Letzte Woche war ich zu Besuch auf der First International ECSA Conference 2016 in Berlin; diese war wirklich großartig organisiert und mit vielen interessanten und inspirierenden Vorträgen gespickt.
Besonders gefallen haben mir die verschiedenen Podiumsdiskussionen zu unterschiedlichen Themen der Citizen Science. Allerdings gab es auch eine Diskussionsrunde, die mir eher zu denken gab:
Fünf Direktoren großer europäischer Naturkunde Museen stellten spannende Citizen Science Projekte ihrer Museen vor. Während der Diskussion fiel mir auf, dass diese eine Bereich dabei völlig außer Acht ließen, nämlich den der Ausstellungskonzeption, der eigentlich zum Kern der Museen gehört.
Daher stellte ich die Frage an das Podium, ob es auch Projekte gibt, bei denen Citizen Scientists an der Ausstellungskonzeption beteiligt werden. Die Reaktionen auf diese einfache Frage waren sehr überraschend: nach einer kurzen Pause absoluter Stille im Saal, begann das Publikum spontan zu applaudieren. Eine schöne Reaktion des Publikums, denn die Diskutanten, die zuerst keine große Lust hatten, meine Frage zu beantworten, wurden so gezwungen doch dazu Stellung zunehmen.
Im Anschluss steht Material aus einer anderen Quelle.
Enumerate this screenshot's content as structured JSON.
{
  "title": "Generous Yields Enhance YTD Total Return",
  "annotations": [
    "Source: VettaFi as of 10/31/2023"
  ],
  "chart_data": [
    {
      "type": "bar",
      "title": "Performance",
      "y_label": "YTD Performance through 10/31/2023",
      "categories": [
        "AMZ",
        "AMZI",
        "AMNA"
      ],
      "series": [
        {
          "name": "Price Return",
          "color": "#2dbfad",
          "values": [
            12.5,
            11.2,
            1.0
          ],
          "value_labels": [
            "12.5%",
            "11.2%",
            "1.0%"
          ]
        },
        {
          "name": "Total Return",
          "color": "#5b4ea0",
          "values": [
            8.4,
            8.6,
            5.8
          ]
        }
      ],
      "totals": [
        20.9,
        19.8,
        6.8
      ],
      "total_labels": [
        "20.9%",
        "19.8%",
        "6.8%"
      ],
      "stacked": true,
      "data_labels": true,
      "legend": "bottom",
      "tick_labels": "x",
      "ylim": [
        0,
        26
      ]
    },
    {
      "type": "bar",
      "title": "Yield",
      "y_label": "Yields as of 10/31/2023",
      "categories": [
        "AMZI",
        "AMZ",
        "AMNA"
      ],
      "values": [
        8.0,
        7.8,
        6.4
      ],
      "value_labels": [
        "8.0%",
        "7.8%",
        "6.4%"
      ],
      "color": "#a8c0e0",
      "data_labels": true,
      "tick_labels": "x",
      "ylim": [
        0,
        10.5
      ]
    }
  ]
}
Aber diese überraschten mich noch mehr, denn keiner der Direktoren konnte Projekte oder die Vorbereitung für Projekte benennen, bei denen Citizen Scientists an der Ausstellungskonzeption beteiligt werden. Prof. Johannes Vogel, Generaldirektor des Museums für Naturkunde Berlin, erklärte sogar, dass seiner Meinung nach Citizen Scientists nicht für diese Aufgabe geeignet seien, da so eine Konzeption bis zu zwei Jahre dauere und dieser lange Zeitraum die Citizen Scientists eher abschrecken würde. Dazu muss man auch noch anmerken, dass Prof. Johannes Vogel am Tag zuvor als Vorsitzender der European Citizen Science Association (ECSA) bestätigt worden war und eigentlich der größte Verfechter der Citizen Science seien müsste.
Ich war sehr enttäuscht und glaube auch, dass zwei Jahre kein langer Zeitraum für Citizen Scientists ist. Man bedenke nur, wie lange einige Wikipedia Autoren an ihren Artikeln arbeiten. Citizen Scientists brauchen in der Regel eher mehr Zeit, da sie nicht vollzeit an ihren Forschungsprojekten arbeiten können. Außerdem müsste man die Citizen Scientists nicht an der kompletten Konzeption beteiligen, sondern könnte diese nach Ihren Wünschen oder Vorschlägen für eine konkrete Konzeption fragen. Wie man sieht, haben professionelle Forscher sehr oft Hemmungen Citizen Science in ihrem Kernbereich zu zulassen, da sie diese neue Art der Beteiligung wohl unterschätzen (oder vielleicht sogar fürchten). Und so finden sie immer Gründe, die gegen eine Beteiligung der Citizen Scientists sprechen.